The second payoff is readability. A View that just renders state is easy to scan. A ViewModel that just manages state for one screen is easy to follow. Neither is overloaded.
Here’s how this app is structured.
The oven’s data model is a plain Codable struct in Models.swift — it has no idea what a View is:
struct OvenState: Codable {
var isOn: Bool
var targetTemperature: Int
var currentTemperature: Int
var mode: String
var lastUpdated: String
}
The ViewModel (OvenViewModel.swift) owns the state and exposes commands. It’s a @MainActor class marked ObservableObject so SwiftUI can subscribe to its changes:
@MainActor
final class OvenViewModel: ObservableObject {
@Published var ovenStates: [String: OvenState] = [:]
@Published var error: AppError?
func toggleOven(deviceId: String, compartment: String? = nil) async {
let key = ovenKey(deviceId, compartment)
let current = ovenStates[key]?.isOn ?? false
do {
ovenStates[key] = try await api.setOvenPower(
deviceId: deviceId, compartment: compartment, isOn: !current
)
telemetry.record(.ovenPowerChanged(deviceId: deviceId, compartment: compartment, isOn: !current))
} catch {
let appError = AppError.from(error)
self.error = appError
telemetry.record(.commandFailed(command: "toggleOven", deviceId: deviceId, error: appError))
}
}
}
The View (OvenDetailView.swift) reads from the ViewModel and delegates every tap back to it. The view doesn’t know what an API is:
Button {
Task { await vm.toggleOven(deviceId: device.id, compartment: compartment?.key) }
} label: {
Text(state?.isOn == true ? "Turn Off" : "Turn On")
}
Because the ViewModel has no UI dependency, a unit test can exercise the full command flow:
let mock = MockAPIService()
mock.setOvenPowerResult = .success(OvenState(isOn: true, ...))

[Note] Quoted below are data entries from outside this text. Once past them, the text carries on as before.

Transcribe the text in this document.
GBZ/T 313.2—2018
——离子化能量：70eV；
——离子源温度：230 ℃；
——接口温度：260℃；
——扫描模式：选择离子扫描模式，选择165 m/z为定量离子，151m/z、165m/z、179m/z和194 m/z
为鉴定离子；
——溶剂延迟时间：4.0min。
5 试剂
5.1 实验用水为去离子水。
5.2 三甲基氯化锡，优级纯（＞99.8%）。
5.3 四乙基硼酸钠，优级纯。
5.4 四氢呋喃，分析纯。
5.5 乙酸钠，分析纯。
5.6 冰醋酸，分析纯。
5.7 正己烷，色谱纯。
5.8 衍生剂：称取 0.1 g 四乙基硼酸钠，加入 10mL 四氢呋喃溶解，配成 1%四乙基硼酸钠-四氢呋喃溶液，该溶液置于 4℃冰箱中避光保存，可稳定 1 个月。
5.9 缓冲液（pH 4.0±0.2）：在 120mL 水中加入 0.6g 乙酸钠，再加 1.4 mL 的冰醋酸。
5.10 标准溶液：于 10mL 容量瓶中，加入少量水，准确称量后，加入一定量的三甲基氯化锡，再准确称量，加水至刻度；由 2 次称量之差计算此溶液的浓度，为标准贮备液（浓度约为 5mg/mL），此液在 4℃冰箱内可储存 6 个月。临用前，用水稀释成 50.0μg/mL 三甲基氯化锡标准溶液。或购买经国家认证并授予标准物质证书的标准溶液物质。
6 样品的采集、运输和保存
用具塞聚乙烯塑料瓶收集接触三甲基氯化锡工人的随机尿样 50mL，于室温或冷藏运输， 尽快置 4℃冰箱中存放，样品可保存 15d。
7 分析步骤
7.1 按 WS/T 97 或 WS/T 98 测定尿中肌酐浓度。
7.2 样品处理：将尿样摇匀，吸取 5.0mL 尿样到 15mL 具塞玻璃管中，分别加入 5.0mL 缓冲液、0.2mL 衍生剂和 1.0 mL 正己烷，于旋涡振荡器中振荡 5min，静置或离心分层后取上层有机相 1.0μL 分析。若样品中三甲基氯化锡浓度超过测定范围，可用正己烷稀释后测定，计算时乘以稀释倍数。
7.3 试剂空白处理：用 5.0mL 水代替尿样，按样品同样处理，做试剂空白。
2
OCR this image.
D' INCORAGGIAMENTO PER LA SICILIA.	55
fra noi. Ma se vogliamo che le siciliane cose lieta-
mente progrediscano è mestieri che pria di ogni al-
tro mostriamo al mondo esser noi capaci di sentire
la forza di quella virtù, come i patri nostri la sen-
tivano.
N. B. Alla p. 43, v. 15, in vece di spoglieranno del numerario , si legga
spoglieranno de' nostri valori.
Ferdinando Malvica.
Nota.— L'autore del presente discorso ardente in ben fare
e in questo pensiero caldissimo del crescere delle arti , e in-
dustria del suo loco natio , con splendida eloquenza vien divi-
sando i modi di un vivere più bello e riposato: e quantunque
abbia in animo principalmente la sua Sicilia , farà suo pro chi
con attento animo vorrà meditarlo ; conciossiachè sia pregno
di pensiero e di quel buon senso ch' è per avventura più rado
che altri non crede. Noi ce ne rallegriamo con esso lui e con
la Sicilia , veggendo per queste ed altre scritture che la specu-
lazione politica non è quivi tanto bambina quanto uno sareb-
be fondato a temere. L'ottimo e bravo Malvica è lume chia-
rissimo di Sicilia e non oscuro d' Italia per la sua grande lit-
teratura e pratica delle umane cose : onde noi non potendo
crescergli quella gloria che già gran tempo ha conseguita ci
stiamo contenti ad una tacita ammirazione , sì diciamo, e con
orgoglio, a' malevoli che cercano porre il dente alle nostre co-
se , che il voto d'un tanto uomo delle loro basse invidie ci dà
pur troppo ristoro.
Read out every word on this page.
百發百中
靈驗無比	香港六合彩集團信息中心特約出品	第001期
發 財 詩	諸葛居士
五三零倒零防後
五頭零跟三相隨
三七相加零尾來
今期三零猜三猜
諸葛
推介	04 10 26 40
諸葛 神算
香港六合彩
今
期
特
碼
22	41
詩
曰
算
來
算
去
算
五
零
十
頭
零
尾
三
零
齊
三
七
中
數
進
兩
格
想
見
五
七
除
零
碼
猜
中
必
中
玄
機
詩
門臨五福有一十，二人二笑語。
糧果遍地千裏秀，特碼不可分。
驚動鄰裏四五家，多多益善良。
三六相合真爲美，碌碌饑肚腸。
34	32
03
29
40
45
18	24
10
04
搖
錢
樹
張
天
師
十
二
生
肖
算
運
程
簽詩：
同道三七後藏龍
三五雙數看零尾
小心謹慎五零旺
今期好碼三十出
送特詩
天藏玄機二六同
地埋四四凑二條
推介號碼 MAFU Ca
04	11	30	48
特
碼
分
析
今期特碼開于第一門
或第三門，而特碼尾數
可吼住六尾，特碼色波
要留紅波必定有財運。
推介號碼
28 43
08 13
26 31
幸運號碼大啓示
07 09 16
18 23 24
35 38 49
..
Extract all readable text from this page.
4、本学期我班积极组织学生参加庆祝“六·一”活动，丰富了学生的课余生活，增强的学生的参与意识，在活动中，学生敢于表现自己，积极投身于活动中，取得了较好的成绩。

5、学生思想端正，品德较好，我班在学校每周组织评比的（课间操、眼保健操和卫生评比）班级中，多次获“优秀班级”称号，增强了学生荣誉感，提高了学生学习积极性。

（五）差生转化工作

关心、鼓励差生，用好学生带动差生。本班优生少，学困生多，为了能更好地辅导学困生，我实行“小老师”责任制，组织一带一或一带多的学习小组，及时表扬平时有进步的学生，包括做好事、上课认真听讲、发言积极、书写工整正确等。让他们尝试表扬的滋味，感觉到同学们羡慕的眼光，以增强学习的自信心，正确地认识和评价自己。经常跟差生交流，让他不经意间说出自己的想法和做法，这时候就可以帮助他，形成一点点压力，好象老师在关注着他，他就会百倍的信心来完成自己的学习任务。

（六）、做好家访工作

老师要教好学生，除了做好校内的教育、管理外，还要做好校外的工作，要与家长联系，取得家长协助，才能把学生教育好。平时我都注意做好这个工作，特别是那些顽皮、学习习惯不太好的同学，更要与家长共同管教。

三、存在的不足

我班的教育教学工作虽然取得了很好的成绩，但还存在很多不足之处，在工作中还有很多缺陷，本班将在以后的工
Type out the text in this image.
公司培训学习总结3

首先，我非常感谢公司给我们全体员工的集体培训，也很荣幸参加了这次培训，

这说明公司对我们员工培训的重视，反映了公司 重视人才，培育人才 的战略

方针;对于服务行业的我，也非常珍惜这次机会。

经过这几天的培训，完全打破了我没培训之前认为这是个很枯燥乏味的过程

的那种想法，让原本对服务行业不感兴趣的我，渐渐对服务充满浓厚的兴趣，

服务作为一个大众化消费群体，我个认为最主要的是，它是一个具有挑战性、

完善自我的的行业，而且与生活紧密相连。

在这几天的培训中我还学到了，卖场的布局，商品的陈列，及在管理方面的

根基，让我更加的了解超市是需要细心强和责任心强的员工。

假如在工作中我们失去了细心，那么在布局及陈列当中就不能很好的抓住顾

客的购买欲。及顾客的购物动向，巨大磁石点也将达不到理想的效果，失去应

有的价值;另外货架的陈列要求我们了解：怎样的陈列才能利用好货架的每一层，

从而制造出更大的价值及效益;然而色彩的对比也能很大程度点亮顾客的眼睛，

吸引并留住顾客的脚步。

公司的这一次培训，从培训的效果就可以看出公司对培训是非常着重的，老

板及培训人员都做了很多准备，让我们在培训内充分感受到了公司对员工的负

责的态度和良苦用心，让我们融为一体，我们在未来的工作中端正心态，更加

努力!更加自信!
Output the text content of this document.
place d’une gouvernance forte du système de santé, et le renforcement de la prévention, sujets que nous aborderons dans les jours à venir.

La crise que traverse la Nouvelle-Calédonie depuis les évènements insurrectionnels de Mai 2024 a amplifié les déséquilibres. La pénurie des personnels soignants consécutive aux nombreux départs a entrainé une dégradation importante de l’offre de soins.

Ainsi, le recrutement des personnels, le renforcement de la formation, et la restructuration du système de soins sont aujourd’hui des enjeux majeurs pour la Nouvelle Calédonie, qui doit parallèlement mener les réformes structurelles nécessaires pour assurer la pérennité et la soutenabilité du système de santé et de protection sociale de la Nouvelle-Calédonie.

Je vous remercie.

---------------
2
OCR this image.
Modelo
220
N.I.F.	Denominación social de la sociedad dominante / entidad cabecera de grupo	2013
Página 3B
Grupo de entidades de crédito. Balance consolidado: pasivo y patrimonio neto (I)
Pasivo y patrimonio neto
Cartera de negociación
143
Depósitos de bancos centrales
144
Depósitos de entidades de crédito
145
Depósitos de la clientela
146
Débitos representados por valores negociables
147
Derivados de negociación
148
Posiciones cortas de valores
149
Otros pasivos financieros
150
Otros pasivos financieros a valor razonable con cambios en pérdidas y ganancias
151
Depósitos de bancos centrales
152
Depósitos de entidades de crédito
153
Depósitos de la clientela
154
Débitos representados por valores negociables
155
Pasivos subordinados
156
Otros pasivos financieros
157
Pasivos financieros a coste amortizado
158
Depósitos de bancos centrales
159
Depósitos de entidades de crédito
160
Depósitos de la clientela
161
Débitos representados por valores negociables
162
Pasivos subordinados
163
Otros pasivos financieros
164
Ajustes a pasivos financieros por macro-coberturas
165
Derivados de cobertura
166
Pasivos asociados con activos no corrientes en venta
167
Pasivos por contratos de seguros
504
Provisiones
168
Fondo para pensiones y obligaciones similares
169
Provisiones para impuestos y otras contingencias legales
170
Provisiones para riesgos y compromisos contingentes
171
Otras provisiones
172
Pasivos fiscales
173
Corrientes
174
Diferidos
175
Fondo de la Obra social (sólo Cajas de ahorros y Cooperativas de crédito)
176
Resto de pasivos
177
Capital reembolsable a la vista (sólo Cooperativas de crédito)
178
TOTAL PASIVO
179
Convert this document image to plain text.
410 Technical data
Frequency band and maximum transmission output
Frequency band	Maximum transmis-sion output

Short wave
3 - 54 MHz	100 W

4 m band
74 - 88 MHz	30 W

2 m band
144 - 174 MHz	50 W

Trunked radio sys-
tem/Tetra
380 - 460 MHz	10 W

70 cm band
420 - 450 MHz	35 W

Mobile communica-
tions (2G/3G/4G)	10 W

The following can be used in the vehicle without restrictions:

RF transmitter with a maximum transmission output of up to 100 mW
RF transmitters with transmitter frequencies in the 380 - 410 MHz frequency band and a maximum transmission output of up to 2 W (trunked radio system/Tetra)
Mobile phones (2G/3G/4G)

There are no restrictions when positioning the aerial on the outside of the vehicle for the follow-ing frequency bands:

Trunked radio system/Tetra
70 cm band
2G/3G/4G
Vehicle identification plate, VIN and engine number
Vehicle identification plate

let vm = OvenViewModel(api: mock, telemetry: MockTelemetryService())
await vm.toggleOven(deviceId: "oven1")
XCTAssertEqual(vm.ovenStates["oven1"]?.isOn, true)
No simulator. No tap events. No UI at all. That’s the point.
The discipline of MVVM is worth it from day one, even on small apps. The codebase you have to debug at 11pm when something breaks in production will thank you.